An Efficient Enumeration of Flat-Foldings : Study on Random Single Vertex Origami

TL;DR

This paper introduces an efficient method for approximately enumerating flat-foldings in single-vertex origami using a physical model and statistical mechanics, providing asymptotic predictions and insights into local stacking orders.

Contribution

It proposes a novel approach combining physical models and numerical methods for approximate enumeration of flat-foldings, with applications to random origami diagrams and size-dependent analysis.

Findings

Approximate enumeration results for flat-foldings of single-vertex origami.

Asymptotic size dependence and predictions for infinite size.
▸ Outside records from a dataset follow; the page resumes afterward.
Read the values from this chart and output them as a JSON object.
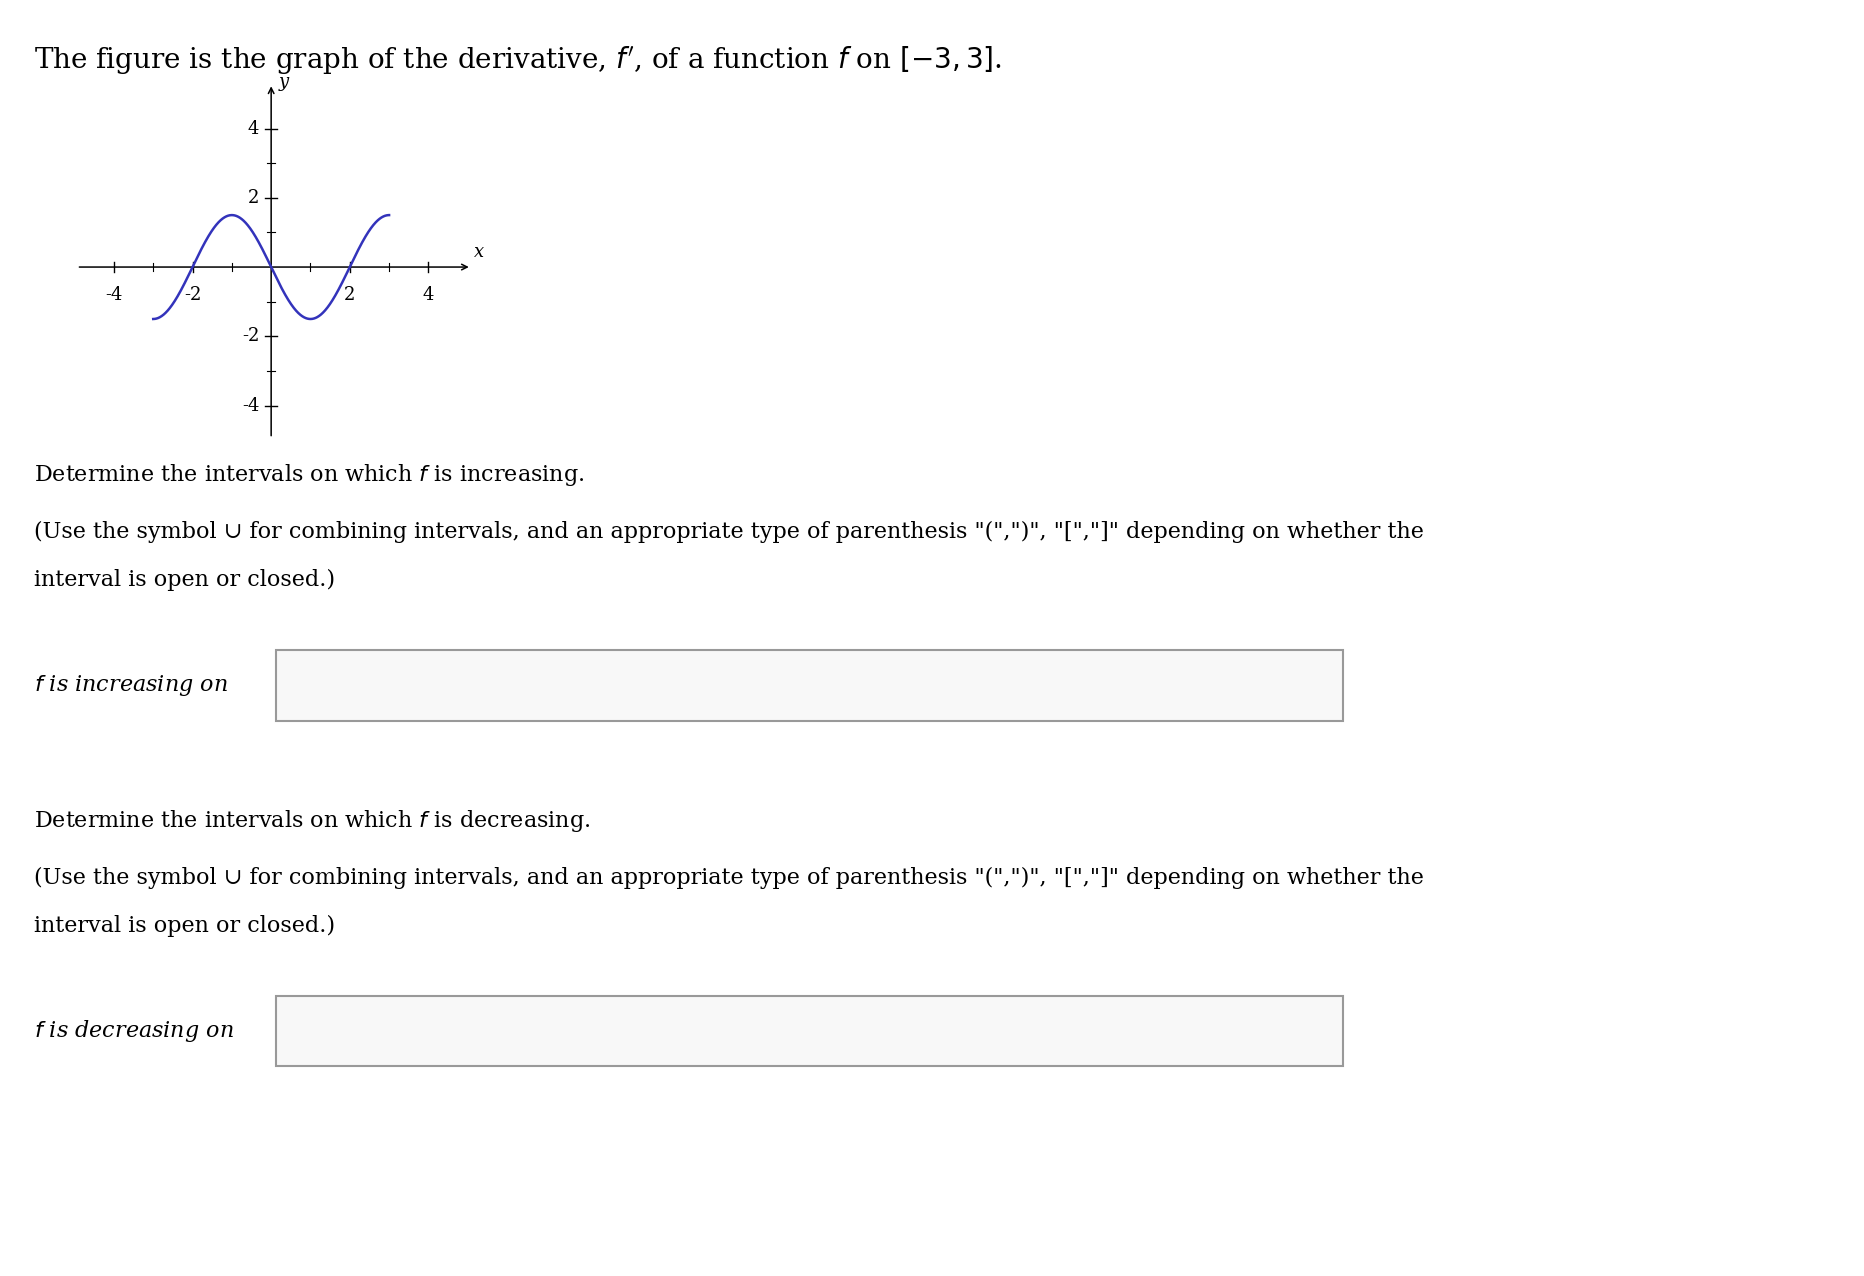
{
  "title_text": "The figure is the graph of the derivative, $f'$, of a function $f$ on $[-3, 3]$.",
  "curve_color": "#3333bb",
  "curve_linewidth": 1.8,
  "background_color": "#ffffff",
  "x_ticks": [
    -4,
    -2,
    2,
    4
  ],
  "y_ticks": [
    -4,
    -2,
    2,
    4
  ],
  "xlim": [
    -5.0,
    5.2
  ],
  "ylim": [
    -5.0,
    5.5
  ],
  "x_label": "x",
  "y_label": "y",
  "text1": "Determine the intervals on which $f$ is increasing.",
  "text2_line1": "(Use the symbol ∪ for combining intervals, and an appropriate type of parenthesis \"(\",\")\", \"[\",\"]\" depending on whether the",
  "text2_line2": "interval is open or closed.)",
  "label_increasing": "$f$ is increasing on",
  "text3": "Determine the intervals on which $f$ is decreasing.",
  "text4_line1": "(Use the symbol ∪ for combining intervals, and an appropriate type of parenthesis \"(\",\")\", \"[\",\"]\" depending on whether the",
  "text4_line2": "interval is open or closed.)",
  "label_decreasing": "$f$ is decreasing on",
  "box_edge_color": "#999999",
  "box_face_color": "#f8f8f8",
  "font_size_title": 20,
  "font_size_text": 16,
  "font_size_label": 16,
  "font_size_axis_tick": 13,
  "amplitude": 1.5
}
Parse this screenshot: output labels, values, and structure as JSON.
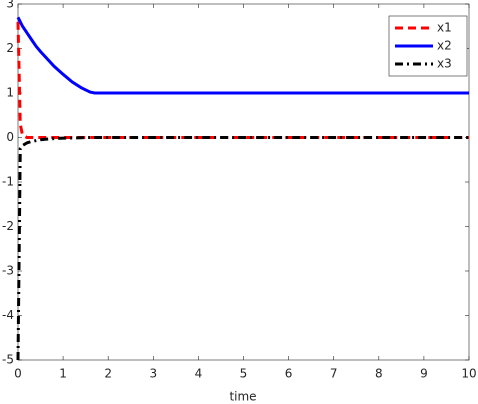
{
  "chart_data": {
    "type": "line",
    "xlabel": "time",
    "x": [
      0,
      0.05,
      0.1,
      0.2,
      0.3,
      0.4,
      0.5,
      0.6,
      0.8,
      1,
      1.2,
      1.4,
      1.6,
      1.7,
      2,
      3,
      4,
      5,
      6,
      7,
      8,
      9,
      10
    ],
    "series": [
      {
        "name": "x1",
        "color": "#ff0000",
        "style": "dashed",
        "values": [
          2.6,
          0.3,
          0.05,
          0,
          0,
          0,
          0,
          0,
          0,
          0,
          0,
          0,
          0,
          0,
          0,
          0,
          0,
          0,
          0,
          0,
          0,
          0,
          0
        ]
      },
      {
        "name": "x2",
        "color": "#0000ff",
        "style": "solid",
        "values": [
          2.7,
          2.6,
          2.5,
          2.35,
          2.2,
          2.05,
          1.93,
          1.82,
          1.6,
          1.42,
          1.25,
          1.12,
          1.02,
          1,
          1,
          1,
          1,
          1,
          1,
          1,
          1,
          1,
          1
        ]
      },
      {
        "name": "x3",
        "color": "#000000",
        "style": "dashdot",
        "values": [
          -5,
          -0.25,
          -0.18,
          -0.12,
          -0.09,
          -0.07,
          -0.05,
          -0.04,
          -0.025,
          -0.015,
          -0.01,
          -0.005,
          0,
          0,
          0,
          0,
          0,
          0,
          0,
          0,
          0,
          0,
          0
        ]
      }
    ],
    "xlim": [
      0,
      10
    ],
    "xticks": [
      0,
      1,
      2,
      3,
      4,
      5,
      6,
      7,
      8,
      9,
      10
    ],
    "ylim": [
      -5,
      3
    ],
    "yticks": [
      -5,
      -4,
      -3,
      -2,
      -1,
      0,
      1,
      2,
      3
    ],
    "legend": "northeast"
  }
}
Insights into local stacking orders and forcing sets in origami folding.

Abstract

This paper deals with themes such as approximate counting/evaluation of the total number of flat-foldings for random origami diagrams, evaluation of the values averaged over various instances, obtaining forcing sets for general origami diagrams, and evaluation of average computational complexity. An approach to the above problems using a physical model and an efficient size reduction method for them is proposed. Using a statistical mechanics model and a numerical method of approximate enumeration based on it, we give the result of approximate enumeration of the total number of flat-foldings of single-vertex origami diagram with random width of angles gathering around the central vertex, and obtain its size dependence for an asymptotic prediction towards the limit of infinite size. In addition, an outlook with respect to the chained determination of local stacking orders of facets caused by the constraint that prohibits the penetration of them is also provided from the viewpoint of organizing the terms included in the physical model. A method to efficiently solve the problem of the determination or enumeration of flat-foldings is discussed based on the above perspectives. This is thought to be closely related to forcing sets.